The irony writes itself. For years, Democrats deployed the Nazi label like a party favor — slapping it on Trump, his voters, his judges, anyone who stood in their way. It never persuaded anyone who wasn’t already persuaded. But it felt good, so they kept doing it.
Now they own Graham Platner. Nazi tattoo and all.
Here’s what makes the Platner collapse genuinely revealing: Republican women raised serious allegations against him before the primary. Democrats shrugged. Then a Democratic woman made a sexual assault allegation — and suddenly the party found its spine. Suddenly the DSCC yanked its money. Suddenly the endorsements evaporated. Suddenly party leaders are on camera demanding he leave immediately.

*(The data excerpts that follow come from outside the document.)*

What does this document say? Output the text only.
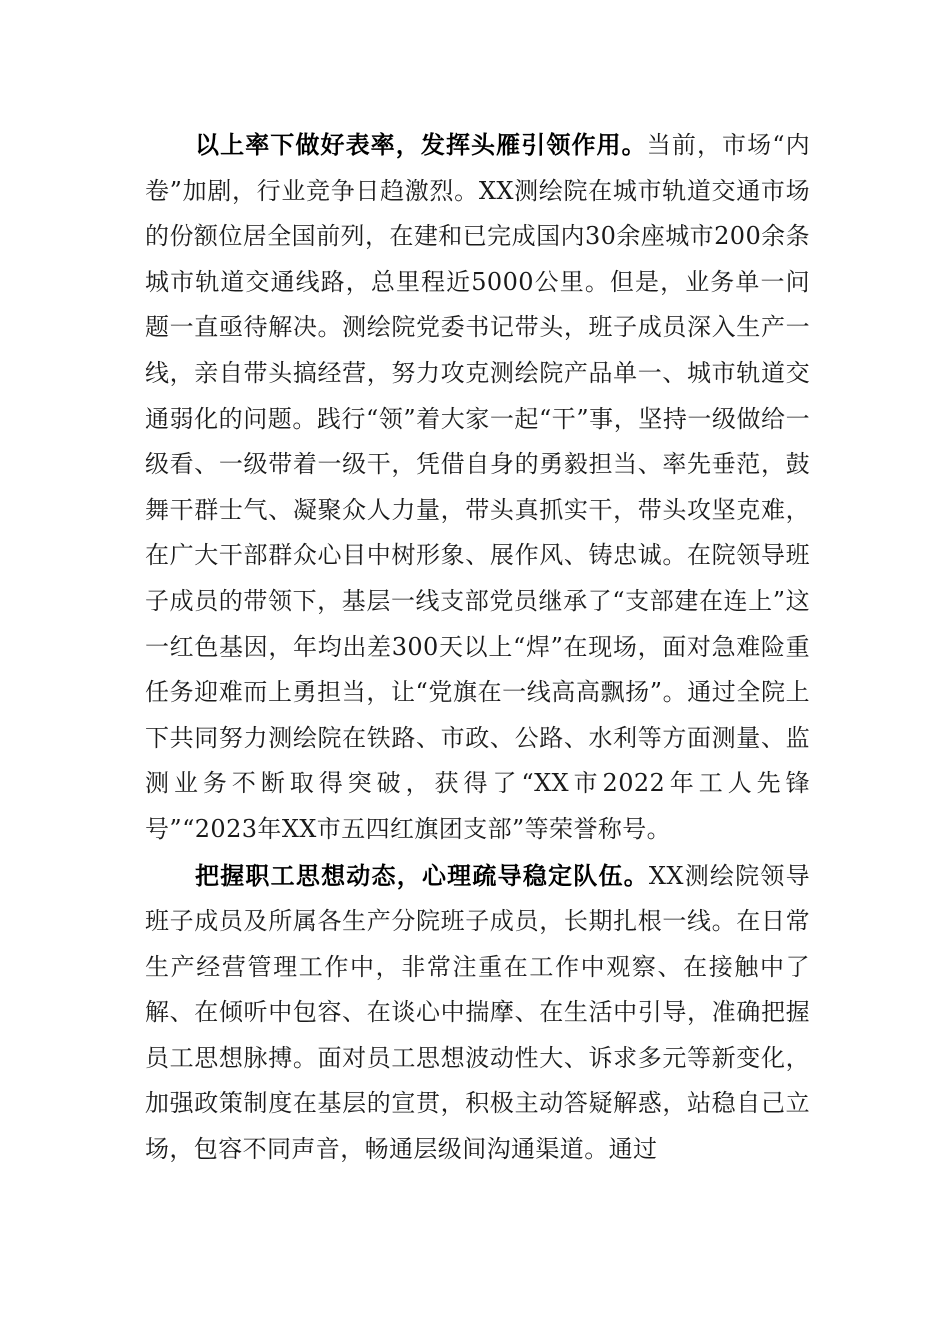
以上率下做好表率，发挥头雁引领作用。当前，市场“内卷”加剧，行业竞争日趋激烈。XX测绘院在城市轨道交通市场的份额位居全国前列，在建和已完成国内30余座城市200余条城市轨道交通线路，总里程近5000公里。但是，业务单一问题一直亟待解决。测绘院党委书记带头，班子成员深入生产一线，亲自带头搞经营，努力攻克测绘院产品单一、城市轨道交通弱化的问题。践行“领”着大家一起“干”事，坚持一级做给一级看、一级带着一级干，凭借自身的勇毅担当、率先垂范，鼓舞干群士气、凝聚众人力量，带头真抓实干，带头攻坚克难，在广大干部群众心目中树形象、展作风、铸忠诚。在院领导班子成员的带领下，基层一线支部党员继承了“支部建在连上”这一红色基因，年均出差300天以上“焊”在现场，面对急难险重任务迎难而上勇担当，让“党旗在一线高高飘扬”。通过全院上下共同努力测绘院在铁路、市政、公路、水利等方面测量、监测业务不断取得突破，获得了“XX市2022年工人先锋号”“2023年XX市五四红旗团支部”等荣誉称号。

把握职工思想动态，心理疏导稳定队伍。XX测绘院领导班子成员及所属各生产分院班子成员，长期扎根一线。在日常生产经营管理工作中，非常注重在工作中观察、在接触中了解、在倾听中包容、在谈心中揣摩、在生活中引导，准确把握员工思想脉搏。面对员工思想波动性大、诉求多元等新变化，加强政策制度在基层的宣贯，积极主动答疑解惑，站稳自己立场，包容不同声音，畅通层级间沟通渠道。通过
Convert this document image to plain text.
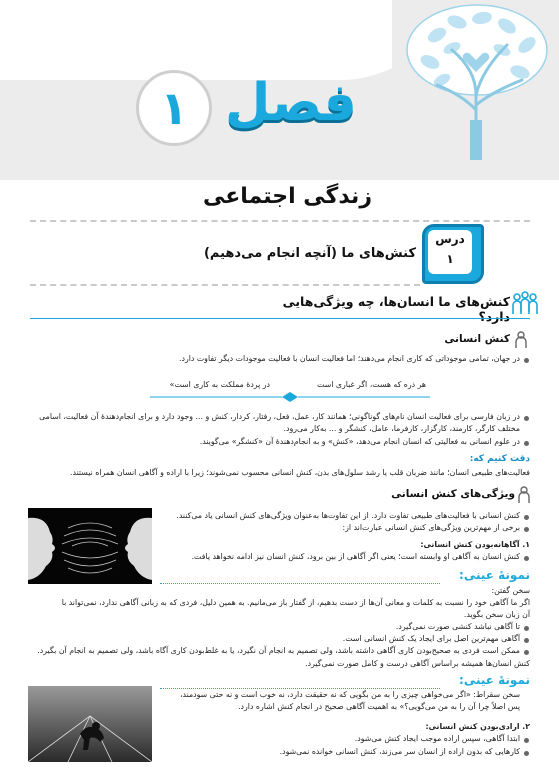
۱ فصل
زندگی اجتماعی
درس
۱
کنش‌های ما (آنچه انجام می‌دهیم)
کنش‌های ما انسان‌ها، چه ویژگی‌هایی دارد؟
کنش انسانی
در جهان، تمامی موجوداتی که کاری انجام می‌دهند؛ اما فعالیت انسان با فعالیت موجودات دیگر تفاوت دارد.
هر ذره که هست، اگر غباری است
در پردهٔ مملکت به کاری است»
در زبان فارسی برای فعالیت انسان نام‌های گوناگونی؛ همانند کار، عمل، فعل، رفتار، کردار، کنش و ... وجود دارد و برای انجام‌دهندهٔ آن فعالیت، اسامی
مختلف کارگر، کارمند، کارگزار، کارفرما، عامل، کنشگر و ... به‌کار می‌رود.
در علوم انسانی به فعالیتی که انسان انجام می‌دهد، «کنش» و به انجام‌دهندهٔ آن «کنشگر» می‌گویند.
دقت کنیم که:
فعالیت‌های طبیعی انسان؛ مانند ضربان قلب یا رشد سلول‌های بدن، کنش انسانی محسوب نمی‌شوند؛ زیرا با اراده و آگاهی انسان همراه نیستند.
ویژگی‌های کنش انسانی
کنش انسانی با فعالیت‌های طبیعی تفاوت دارد. از این تفاوت‌ها به‌عنوان ویژگی‌های کنش انسانی یاد می‌کنند.
برخی از مهم‌ترین ویژگی‌های کنش انسانی عبارت‌اند از:
۱. آگاهانه‌بودن کنش انسانی:
کنش انسان به آگاهی او وابسته است؛ یعنی اگر آگاهی از بین برود، کنش انسان نیز ادامه نخواهد یافت.
نمونهٔ عینی:
سخن گفتن:
اگر ما آگاهی خود را نسبت به کلمات و معانی آن‌ها از دست بدهیم، از گفتار باز می‌مانیم. به همین دلیل، فردی که به زبانی آگاهی ندارد، نمی‌تواند با
آن زبان سخن بگوید.
تا آگاهی نباشد کنشی صورت نمی‌گیرد.
آگاهی مهم‌ترین اصل برای ایجاد یک کنش انسانی است.
ممکن است فردی به صحیح‌بودن کاری آگاهی داشته باشد، ولی تصمیم به انجام آن نگیرد، یا به غلط‌بودن کاری آگاه باشد، ولی تصمیم به انجام آن بگیرد.
کنش انسان‌ها همیشه براساس آگاهی درست و کامل صورت نمی‌گیرد.
نمونهٔ عینی:
سخن سقراط: «اگر می‌خواهی چیزی را به من بگویی که نه حقیقت دارد، نه خوب است و نه حتی سودمند،
پس اصلاً چرا آن را به من می‌گویی؟» به اهمیت آگاهی صحیح در انجام کنش اشاره دارد.
۲. ارادی‌بودن کنش انسانی:
ابتدا آگاهی، سپس اراده موجب ایجاد کنش می‌شود.
کارهایی که بدون اراده از انسان سر می‌زند، کنش انسانی خوانده نمی‌شود.
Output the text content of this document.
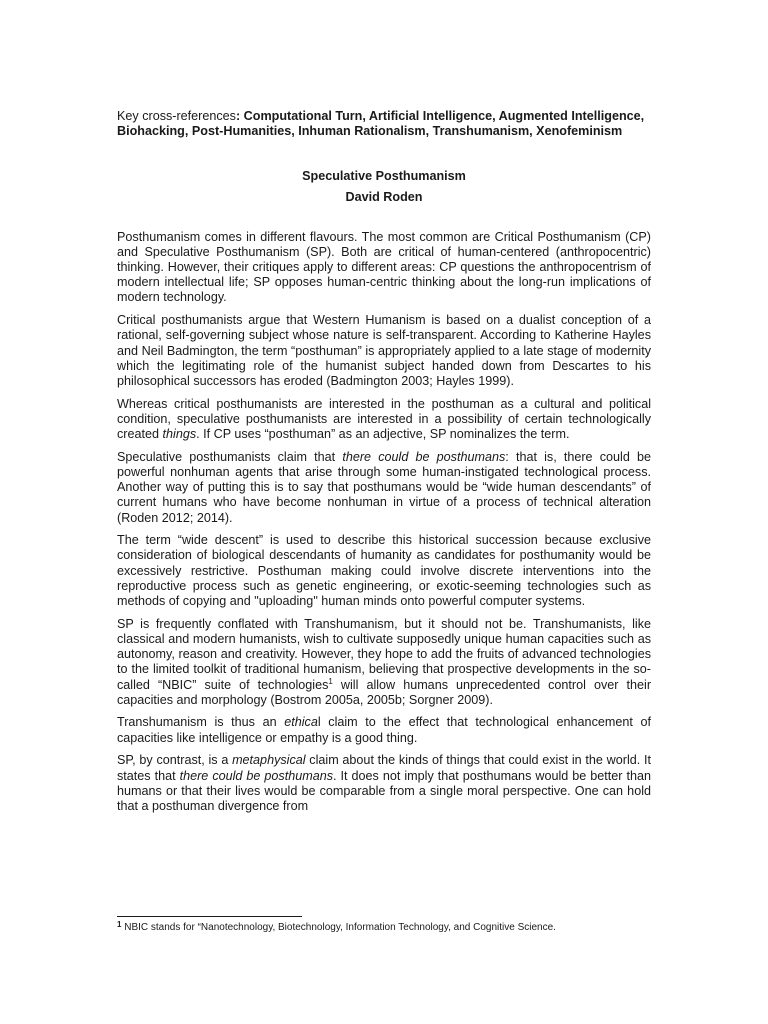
Key cross-references: Computational Turn, Artificial Intelligence, Augmented Intelligence, Biohacking, Post-Humanities, Inhuman Rationalism, Transhumanism, Xenofeminism

Speculative Posthumanism
David Roden

Posthumanism comes in different flavours. The most common are Critical Posthumanism (CP) and Speculative Posthumanism (SP). Both are critical of human-centered (anthropocentric) thinking. However, their critiques apply to different areas: CP questions the anthropocentrism of modern intellectual life; SP opposes human-centric thinking about the long-run implications of modern technology.

Critical posthumanists argue that Western Humanism is based on a dualist conception of a rational, self-governing subject whose nature is self-transparent. According to Katherine Hayles and Neil Badmington, the term “posthuman” is appropriately applied to a late stage of modernity which the legitimating role of the humanist subject handed down from Descartes to his philosophical successors has eroded (Badmington 2003; Hayles 1999).

Whereas critical posthumanists are interested in the posthuman as a cultural and political condition, speculative posthumanists are interested in a possibility of certain technologically created things. If CP uses “posthuman” as an adjective, SP nominalizes the term.

Speculative posthumanists claim that there could be posthumans: that is, there could be powerful nonhuman agents that arise through some human-instigated technological process. Another way of putting this is to say that posthumans would be “wide human descendants” of current humans who have become nonhuman in virtue of a process of technical alteration (Roden 2012; 2014).

The term “wide descent” is used to describe this historical succession because exclusive consideration of biological descendants of humanity as candidates for posthumanity would be excessively restrictive. Posthuman making could involve discrete interventions into the reproductive process such as genetic engineering, or exotic-seeming technologies such as methods of copying and "uploading" human minds onto powerful computer systems.

SP is frequently conflated with Transhumanism, but it should not be. Transhumanists, like classical and modern humanists, wish to cultivate supposedly unique human capacities such as autonomy, reason and creativity. However, they hope to add the fruits of advanced technologies to the limited toolkit of traditional humanism, believing that prospective developments in the so-called “NBIC” suite of technologies$^1$ will allow humans unprecedented control over their capacities and morphology (Bostrom 2005a, 2005b; Sorgner 2009).

Transhumanism is thus an ethical claim to the effect that technological enhancement of capacities like intelligence or empathy is a good thing.

SP, by contrast, is a metaphysical claim about the kinds of things that could exist in the world. It states that there could be posthumans. It does not imply that posthumans would be better than humans or that their lives would be comparable from a single moral perspective. One can hold that a posthuman divergence from

$^1$ NBIC stands for “Nanotechnology, Biotechnology, Information Technology, and Cognitive Science.
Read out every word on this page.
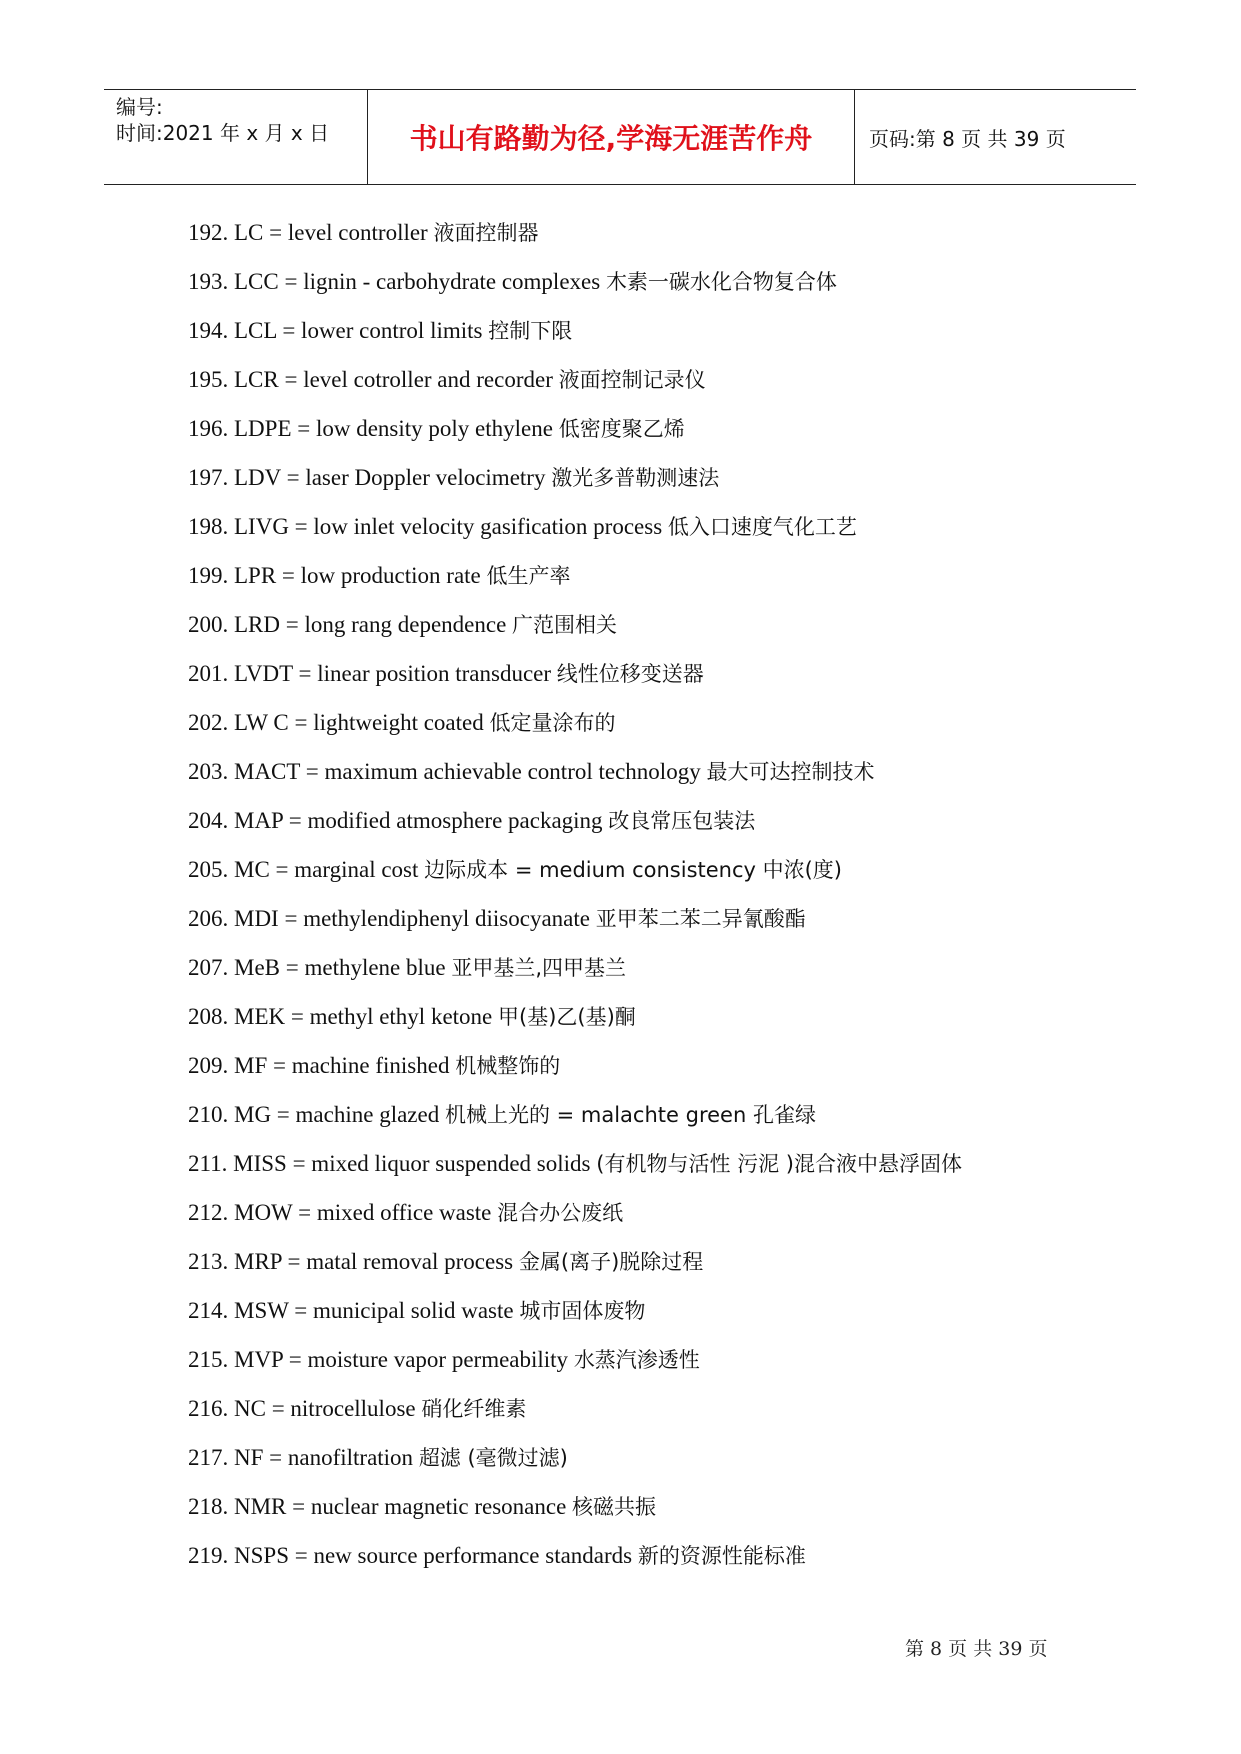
编号:
时间:2021 年 x 月 x 日	书山有路勤为径,学海无涯苦作舟	页码:第 8 页 共 39 页
192. LC = level controller 液面控制器
193. LCC = lignin - carbohydrate complexes 木素一碳水化合物复合体
194. LCL = lower control limits 控制下限
195. LCR = level cotroller and recorder 液面控制记录仪
196. LDPE = low density poly ethylene 低密度聚乙烯
197. LDV = laser Doppler velocimetry 激光多普勒测速法
198. LIVG = low inlet velocity gasification process 低入口速度气化工艺
199. LPR = low production rate 低生产率
200. LRD = long rang dependence 广范围相关
201. LVDT = linear position transducer 线性位移变送器
202. LW C = lightweight coated 低定量涂布的
203. MACT = maximum achievable control technology 最大可达控制技术
204. MAP = modified atmosphere packaging 改良常压包装法
205. MC = marginal cost 边际成本 = medium consistency 中浓(度)
206. MDI = methylendiphenyl diisocyanate 亚甲苯二苯二异氰酸酯
207. MeB = methylene blue 亚甲基兰,四甲基兰
208. MEK = methyl ethyl ketone 甲(基)乙(基)酮
209. MF = machine finished 机械整饰的
210. MG = machine glazed 机械上光的 = malachte green 孔雀绿
211. MISS = mixed liquor suspended solids (有机物与活性 污泥 )混合液中悬浮固体
212. MOW = mixed office waste 混合办公废纸
213. MRP = matal removal process 金属(离子)脱除过程
214. MSW = municipal solid waste 城市固体废物
215. MVP = moisture vapor permeability 水蒸汽渗透性
216. NC = nitrocellulose 硝化纤维素
217. NF = nanofiltration 超滤 (毫微过滤)
218. NMR = nuclear magnetic resonance 核磁共振
219. NSPS = new source performance standards 新的资源性能标准
第 8 页 共 39 页
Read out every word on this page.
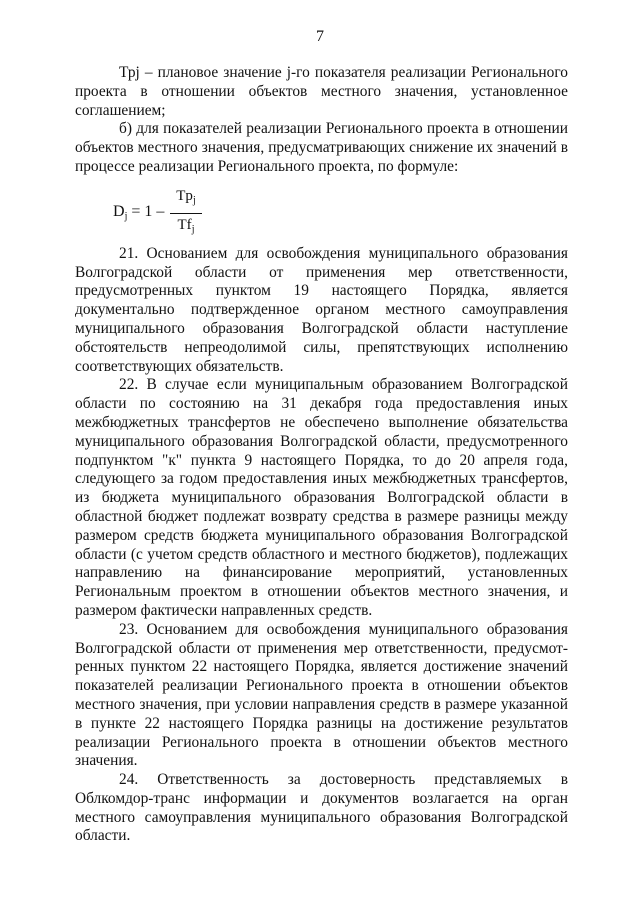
7

Трj – плановое значение j-го показателя реализации Регионального проекта в отношении объектов местного значения, установленное соглашением;

б) для показателей реализации Регионального проекта в отношении объектов местного значения, предусматривающих снижение их значений в процессе реализации Регионального проекта, по формуле:

$D_j = 1$ –
$Tp_j$
$Tf_j$

21. Основанием для освобождения муниципального образования Волгоградской области от применения мер ответственности, предусмотренных пунктом 19 настоящего Порядка, является документально подтвержденное органом местного самоуправления муниципального образования Волгоградской области наступление обстоятельств непреодолимой силы, препятствующих исполнению соответствующих обязательств.

22. В случае если муниципальным образованием Волгоградской области по состоянию на 31 декабря года предоставления иных межбюджетных трансфертов не обеспечено выполнение обязательства муниципального образования Волгоградской области, предусмотренного подпунктом "к" пункта 9 настоящего Порядка, то до 20 апреля года, следующего за годом предоставления иных межбюджетных трансфертов, из бюджета муниципального образования Волгоградской области в областной бюджет подлежат возврату средства в размере разницы между размером средств бюджета муниципального образования Волгоградской области (с учетом средств областного и местного бюджетов), подлежащих направлению на финансирование мероприятий, установленных Региональным проектом в отношении объектов местного значения, и размером фактически направленных средств.

23. Основанием для освобождения муниципального образования Волгоградской области от применения мер ответственности, предусмот-ренных пунктом 22 настоящего Порядка, является достижение значений показателей реализации Регионального проекта в отношении объектов местного значения, при условии направления средств в размере указанной в пункте 22 настоящего Порядка разницы на достижение результатов реализации Регионального проекта в отношении объектов местного значения.

24. Ответственность за достоверность представляемых в Облкомдор-транс информации и документов возлагается на орган местного самоуправления муниципального образования Волгоградской области.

The outrage was never about the conduct. It was always about the math.
This is the Democratic establishment doing what it always does — prioritizing power over voters, process over principle, and party survival over the actual human beings involved. Biden got shoved out the door. Franken was defenestrated at record speed, due process be damned. Bernie Sanders had the rules rewritten against him mid-race. The Platner situation isn’t an aberration. It’s the house style.
What’s different this time is the scale of the wreckage. Platner won 72% of the Maine Democratic primary vote — more than any Democratic Senate candidate in Maine history. The party elite now has to unwind grassroots enthusiasm of historic proportions while simultaneously telling those same voters their choice was wrong. Good luck with that messaging.
And Platner isn’t going quietly. With five days left until the July 13th replacement deadline, he’s reportedly demanding a say in choosing his successor, refusing to leave without guarantees about his “values and vision,” and continuing to call party headquarters that has publicly told him to stop calling. The man has nerve. You can’t take that from him.
The problem for Democrats is that replacing him doesn’t actually fix anything. Maine belongs to Susan Collins regardless. She’s been polling ahead of Platner even before the latest allegations, and whoever the party scrambles to put on the ballot in the next five days will have zero momentum, zero name recognition, and zero path to beating one of the most durable political survivors in American history.
What’s more damaging than the Platner disaster itself is what it reveals about the Democratic coalition’s mood. Recent polling shows a third of Democrats describe their own party negatively — weak, disorganized, ineffective. That’s not a defection story yet. It’s an apathy story. And apathy doesn’t show up in the exit polls until it’s already cost you the seat.
Maine Democrats built a historic wave of grassroots energy around a deeply flawed candidate they should have vetted in the first place. Now they’re begging him to leave, he’s refusing, and the clock is running out.
Susan Collins is watching all of it from a comfortable polling lead.
Some ironies really do write themselves.